At one time, home plumbing systems used iron and lead pipes. Today, water is typically carried around the house in copper pipes, with plastic pipes used for waste systems. The most common size of copper pipe has an outside diameter of 15mm, although you can find smaller sizes (10mm) supplying one-piece taps and radiators, and larger sizes (22mm and 28mm) supplying tanks, bathrooms, and boilers.

If your plumbing system was installed before the mid-1970s, the piping will almost certainly be imperial sizes (1/2, 3/4, and 1-inch inside diameters). You can join modern 15mm to 1/2-inch imperial and 28 to 1-inch pipe using standard metric fittings, but to join 22mm to 3/4 inch pipe you will need a 22mm compression fitting. For welded joints, there are metric/imperial connectors in the corresponding sizes.

How to cut the pipes

It is possible (but not ideal) to cut copper or plastic with a hacksaw. Simply wrap the masking tape around the pipe as a cutting guide and carefully align its edges to achieve a square cut. But it's much easier to get a clean cut with a pipe cutter.

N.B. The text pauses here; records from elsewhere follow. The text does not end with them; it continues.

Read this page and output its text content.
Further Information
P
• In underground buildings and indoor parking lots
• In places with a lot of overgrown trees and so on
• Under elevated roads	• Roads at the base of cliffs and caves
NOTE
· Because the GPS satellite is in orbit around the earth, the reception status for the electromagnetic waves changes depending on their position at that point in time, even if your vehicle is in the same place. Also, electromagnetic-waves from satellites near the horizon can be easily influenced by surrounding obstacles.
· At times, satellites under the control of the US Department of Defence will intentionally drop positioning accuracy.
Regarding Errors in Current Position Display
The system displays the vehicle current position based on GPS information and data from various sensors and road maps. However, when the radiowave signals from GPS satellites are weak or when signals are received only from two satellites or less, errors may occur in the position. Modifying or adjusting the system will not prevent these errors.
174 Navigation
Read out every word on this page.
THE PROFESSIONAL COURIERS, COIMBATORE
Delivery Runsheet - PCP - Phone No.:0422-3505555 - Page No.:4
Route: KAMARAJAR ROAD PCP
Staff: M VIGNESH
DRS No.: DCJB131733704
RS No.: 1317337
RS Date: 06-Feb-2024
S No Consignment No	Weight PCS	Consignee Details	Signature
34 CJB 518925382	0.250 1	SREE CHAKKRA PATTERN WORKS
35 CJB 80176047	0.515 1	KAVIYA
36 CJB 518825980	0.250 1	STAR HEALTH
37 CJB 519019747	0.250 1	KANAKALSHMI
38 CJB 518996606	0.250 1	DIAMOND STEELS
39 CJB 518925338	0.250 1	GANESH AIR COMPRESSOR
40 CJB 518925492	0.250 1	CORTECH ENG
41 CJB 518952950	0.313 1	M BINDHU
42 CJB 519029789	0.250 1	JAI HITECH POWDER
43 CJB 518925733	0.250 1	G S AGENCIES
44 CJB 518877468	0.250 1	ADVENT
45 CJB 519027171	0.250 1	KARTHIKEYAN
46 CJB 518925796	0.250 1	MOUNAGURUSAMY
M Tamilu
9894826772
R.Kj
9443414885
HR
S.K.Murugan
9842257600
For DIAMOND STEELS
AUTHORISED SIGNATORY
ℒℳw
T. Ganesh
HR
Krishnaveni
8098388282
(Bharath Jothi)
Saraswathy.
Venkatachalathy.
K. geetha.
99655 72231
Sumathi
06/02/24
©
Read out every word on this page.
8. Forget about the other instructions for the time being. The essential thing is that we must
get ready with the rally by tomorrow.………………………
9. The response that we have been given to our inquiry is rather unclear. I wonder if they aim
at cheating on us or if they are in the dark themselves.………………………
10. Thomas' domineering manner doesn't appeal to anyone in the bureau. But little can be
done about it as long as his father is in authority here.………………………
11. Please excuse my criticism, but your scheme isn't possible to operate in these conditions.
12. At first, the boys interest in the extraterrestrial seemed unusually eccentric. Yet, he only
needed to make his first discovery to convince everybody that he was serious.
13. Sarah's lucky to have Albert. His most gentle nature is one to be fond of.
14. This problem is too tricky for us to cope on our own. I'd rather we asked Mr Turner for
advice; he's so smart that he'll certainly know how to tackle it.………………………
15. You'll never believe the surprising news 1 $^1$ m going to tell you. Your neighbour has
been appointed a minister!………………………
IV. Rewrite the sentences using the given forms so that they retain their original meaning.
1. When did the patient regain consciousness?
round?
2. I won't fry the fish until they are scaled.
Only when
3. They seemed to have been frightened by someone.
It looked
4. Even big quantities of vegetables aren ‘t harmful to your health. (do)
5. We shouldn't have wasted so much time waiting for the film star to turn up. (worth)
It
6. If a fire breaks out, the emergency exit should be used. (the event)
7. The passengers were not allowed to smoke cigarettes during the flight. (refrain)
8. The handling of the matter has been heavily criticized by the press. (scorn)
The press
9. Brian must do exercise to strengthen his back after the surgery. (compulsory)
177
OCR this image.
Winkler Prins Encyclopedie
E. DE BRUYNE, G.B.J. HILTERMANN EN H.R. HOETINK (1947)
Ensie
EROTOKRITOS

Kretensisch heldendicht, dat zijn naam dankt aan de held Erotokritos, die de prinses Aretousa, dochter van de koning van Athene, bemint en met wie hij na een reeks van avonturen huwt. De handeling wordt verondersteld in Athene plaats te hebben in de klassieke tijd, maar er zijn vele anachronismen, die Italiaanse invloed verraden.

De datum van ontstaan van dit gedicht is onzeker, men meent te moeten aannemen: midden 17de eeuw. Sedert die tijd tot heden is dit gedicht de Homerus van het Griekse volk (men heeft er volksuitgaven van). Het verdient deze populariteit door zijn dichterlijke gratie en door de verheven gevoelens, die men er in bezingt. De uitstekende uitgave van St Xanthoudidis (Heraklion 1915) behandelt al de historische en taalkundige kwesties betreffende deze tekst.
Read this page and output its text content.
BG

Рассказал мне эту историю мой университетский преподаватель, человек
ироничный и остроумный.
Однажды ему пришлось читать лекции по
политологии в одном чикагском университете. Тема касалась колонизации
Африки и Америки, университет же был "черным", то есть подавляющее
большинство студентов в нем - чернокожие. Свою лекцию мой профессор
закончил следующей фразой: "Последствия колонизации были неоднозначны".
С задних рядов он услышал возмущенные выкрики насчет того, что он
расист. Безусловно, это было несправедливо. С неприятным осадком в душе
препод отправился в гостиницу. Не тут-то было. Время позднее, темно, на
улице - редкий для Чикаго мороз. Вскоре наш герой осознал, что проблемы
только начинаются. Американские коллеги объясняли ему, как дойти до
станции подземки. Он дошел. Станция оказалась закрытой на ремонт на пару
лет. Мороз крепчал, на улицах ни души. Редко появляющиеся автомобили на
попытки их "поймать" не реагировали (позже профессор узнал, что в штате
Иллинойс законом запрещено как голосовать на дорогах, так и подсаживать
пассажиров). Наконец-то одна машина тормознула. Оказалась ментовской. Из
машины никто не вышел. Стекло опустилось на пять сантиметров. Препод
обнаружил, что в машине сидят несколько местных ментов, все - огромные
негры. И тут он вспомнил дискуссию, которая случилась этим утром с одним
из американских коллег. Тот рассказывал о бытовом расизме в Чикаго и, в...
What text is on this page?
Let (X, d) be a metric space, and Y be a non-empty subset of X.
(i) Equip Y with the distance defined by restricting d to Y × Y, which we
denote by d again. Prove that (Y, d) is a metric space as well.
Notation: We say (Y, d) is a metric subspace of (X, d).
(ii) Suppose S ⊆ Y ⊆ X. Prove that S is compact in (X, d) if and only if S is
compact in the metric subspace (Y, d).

Joints are important in the piping system. For clean and safe joints, always clean the ends of the pipe before mounting a joint. File the burrs with a half-round tile and use a deburring brush or wire wool to remove paint, tarnish, or limescale from the copper pipe.

Measure the length of pipe you need and mark it with a pencil. Then place the knife on the pipe so that the knurl is aligned with the mark and tighten the screw. Run the cutter around the pipe, steadily tightening the screw until you have cut the pipe.

Remove the burr around the inside of the cut end of the pipe by inserting the triangular reamer of the knife and rotating the tool. Make sure that there are no copper fragments left in the pipe, as they could damage the valves or faucets in the system.

Clean the outside of the pipe by polishing it with wire wool. This gives you a good surface for the joint and assures you of a watertight seal. Or you can use a deburring brush, which will do the same job and prevent slivers of wire wool from getting caught in your fingers or falling down the pipe.

How to connect the pipes?

The traditional ways to join copper pipes are with capillary joints which you need to solder, and brass compression joints which you tighten with an adjustable wrench. However, interlocking plastic joints are just as effective - and much easier to use. They come with rubber O-rings for sealing and work well with plastic and copper pipes.

Safety first

Plastic socket fittings on copper pipes break the grounding continuity of a plumbing system. You must restore this by joining the two copper pipes together with a 4mm2 long single core earth cable, secured with earth clamps.

Capillary joints

Solder fittings are called capillary joints because when heated, the solder is pulled between the fitting and the pipe by capillary action. You can get two types: final feed and solder. In either case, you'll need to brush a chemical cleaner (called "flux") onto the end of the pipe and inside the joint before heating it. You should also thoroughly flush the pipes after joining them to remove all traces of flux - which is corrosive.

End seals

This is the type of fitting that professional plumbers in Emergency Services 24-Hour normally use. You will need to add lead-free solder to the mouth of each joint, as it is heated with a torch.